Both these movies draw attention to the elephant in the room: namely, the post-#MeToo era, in which one and a half Trump administrations, the Harvey Weinstein years and gynecologist Robert Hadden’s conviction have made the power dynamic between boss and subordinate, doctor and patient, and professor and student abundantly clear—but accomplished little else. As Jamie Hood recently observed in the Drift, the moment we’re in now is one in which “women’s trauma may be witnessed—their account might even be believed!—but no transformation comes.” The pendulum has swung again, and the moment when lasting improvement seemed possible now resembles ancient history. Instead, we live in a time of political recantation: of, as Hood puts it, “anti-anti-rape sentiment.”
Addressing this reality is one of the many characteristics that sets Sorry, Baby apart from Materialists. Comedy might seem like a suspicious genre for a topic as grave as sexual assault, but it’s the very rendering of Agnes’s tragedy with dark humor, often driven by Victor’s consistent deadpan affect, that makes Sorry, Baby feel so singular. As with a stand-up skit or a headline in Reductress, Victor’s former place of work, the humor in her film stems from an assumption of cultural awareness in its viewers. We can laugh, Victor seems to say, because it’s ridiculous that we’ve only come this far. Nowhere is this done better in the film than in a scene on the day following Agnes’s assault, in which two lawyers tell her that because her harasser has already fled the university, there is nothing they can do about him. In the same breath, they tell her that they understand what she is going through, on account of being women too. There’s a long pause before Agnes replies with confusion. We laugh because the gulf between Agnes and the lawyers’ understanding of female solidarity is palpable.
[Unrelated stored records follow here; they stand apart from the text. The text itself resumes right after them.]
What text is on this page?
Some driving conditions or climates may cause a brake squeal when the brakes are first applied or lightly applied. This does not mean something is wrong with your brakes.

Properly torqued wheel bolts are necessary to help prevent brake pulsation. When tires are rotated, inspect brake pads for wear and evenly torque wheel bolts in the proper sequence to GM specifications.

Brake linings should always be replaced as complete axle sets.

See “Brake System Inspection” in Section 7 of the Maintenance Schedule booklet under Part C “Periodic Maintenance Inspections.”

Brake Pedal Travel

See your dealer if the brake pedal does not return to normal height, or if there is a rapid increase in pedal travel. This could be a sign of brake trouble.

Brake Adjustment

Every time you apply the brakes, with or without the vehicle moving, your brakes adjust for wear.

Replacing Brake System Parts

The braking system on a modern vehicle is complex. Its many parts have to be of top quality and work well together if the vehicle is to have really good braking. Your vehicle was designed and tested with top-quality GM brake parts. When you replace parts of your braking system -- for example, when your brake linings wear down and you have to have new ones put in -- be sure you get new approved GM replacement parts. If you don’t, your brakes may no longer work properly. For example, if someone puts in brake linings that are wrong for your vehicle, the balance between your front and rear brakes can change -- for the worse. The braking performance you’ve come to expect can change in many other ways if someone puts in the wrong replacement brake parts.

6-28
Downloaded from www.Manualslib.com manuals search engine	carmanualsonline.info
Meanwhile, Materialists’s polarizing sexual-assault plot twist marks the moment when the film shifts genres, moving from an almost-funny skewering of commodified romance into something desperately earnest. And in doing so, Song reveals just how out of touch she is when it comes to our current climate of sexual politics. When Lucy apologizes to Sophie L for what she has gone through, the com in rom-com leaves the room. Sophie L shudders and calls Lucy a “pimp,” maintaining that the matchmaker must have set her up with this man because Lucy sees her as damaged goods. By the end of the film, we learn that Sophie L doesn’t really see herself as any better, unable to locate a shred of self-respect because she’s forty and still single. At this point, absent any ironizing, we can’t help but think that Song must agree.
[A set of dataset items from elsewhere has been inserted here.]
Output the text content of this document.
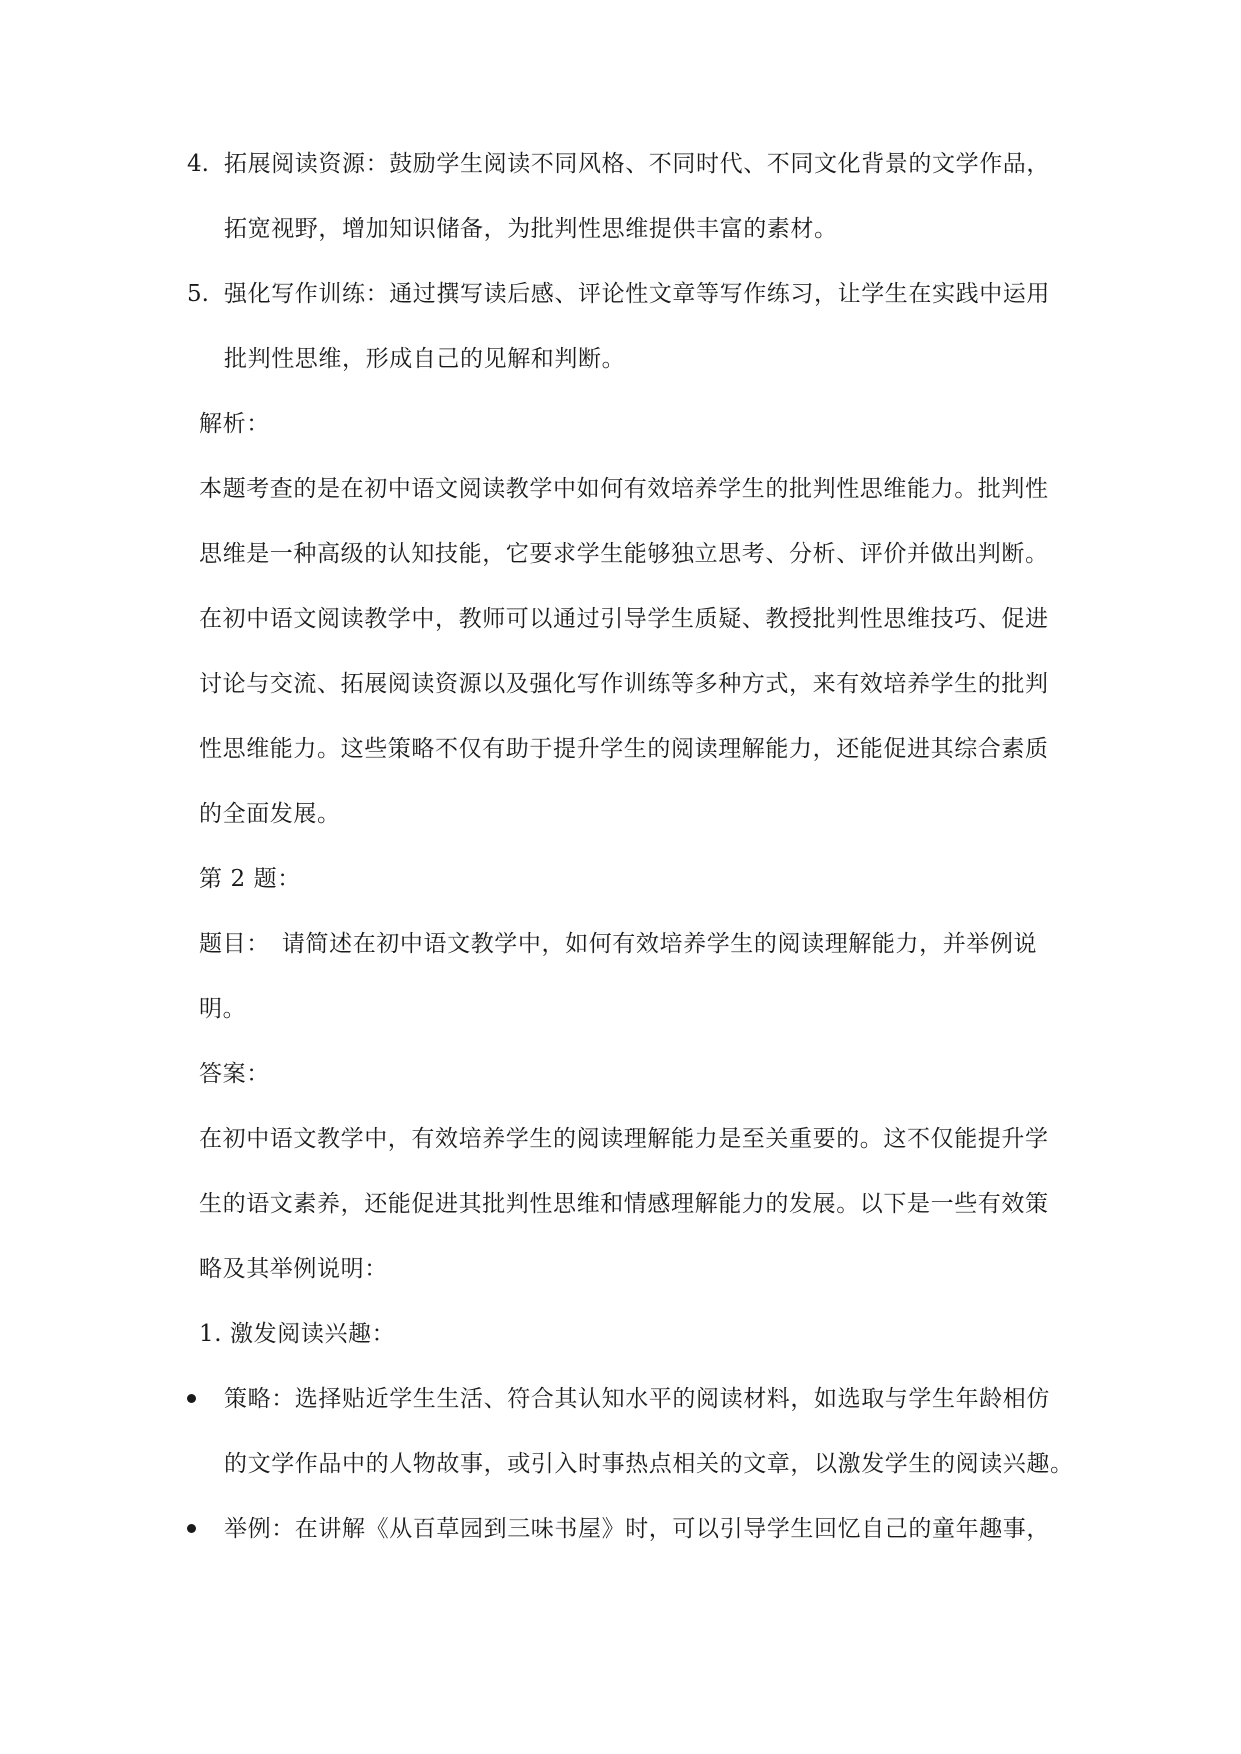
4. 拓展阅读资源：鼓励学生阅读不同风格、不同时代、不同文化背景的文学作品，
拓宽视野，增加知识储备，为批判性思维提供丰富的素材。
5. 强化写作训练：通过撰写读后感、评论性文章等写作练习，让学生在实践中运用
批判性思维，形成自己的见解和判断。
解析：
本题考查的是在初中语文阅读教学中如何有效培养学生的批判性思维能力。批判性
思维是一种高级的认知技能，它要求学生能够独立思考、分析、评价并做出判断。
在初中语文阅读教学中，教师可以通过引导学生质疑、教授批判性思维技巧、促进
讨论与交流、拓展阅读资源以及强化写作训练等多种方式，来有效培养学生的批判
性思维能力。这些策略不仅有助于提升学生的阅读理解能力，还能促进其综合素质
的全面发展。
第 2 题：
题目：　请简述在初中语文教学中，如何有效培养学生的阅读理解能力，并举例说
明。
答案：
在初中语文教学中，有效培养学生的阅读理解能力是至关重要的。这不仅能提升学
生的语文素养，还能促进其批判性思维和情感理解能力的发展。以下是一些有效策
略及其举例说明：
1. 激发阅读兴趣：
策略：选择贴近学生生活、符合其认知水平的阅读材料，如选取与学生年龄相仿
的文学作品中的人物故事，或引入时事热点相关的文章，以激发学生的阅读兴趣。
举例：在讲解《从百草园到三味书屋》时，可以引导学生回忆自己的童年趣事，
Instead of reinforcing stereotypes about female helplessness, Sorry, Baby questions them, using Agnes’s often overly literal perspective to push against the way the rest of society has resigned itself to accepting anti-anti-rape sentiment. Though Victor’s character sometimes struggles to understand herself, she uses her experience not to ponder whether the tragedy was her fault, but rather why, despite the promises of #MeToo to achieve more accountability and more equitable sexual relations, the cards are still stacked against those who suffer: in the legal system, in doctor’s offices and on college campuses. With all dashed hopes, as Agnes knows, it’s better to be in on the joke; this time around, we finally get to laugh.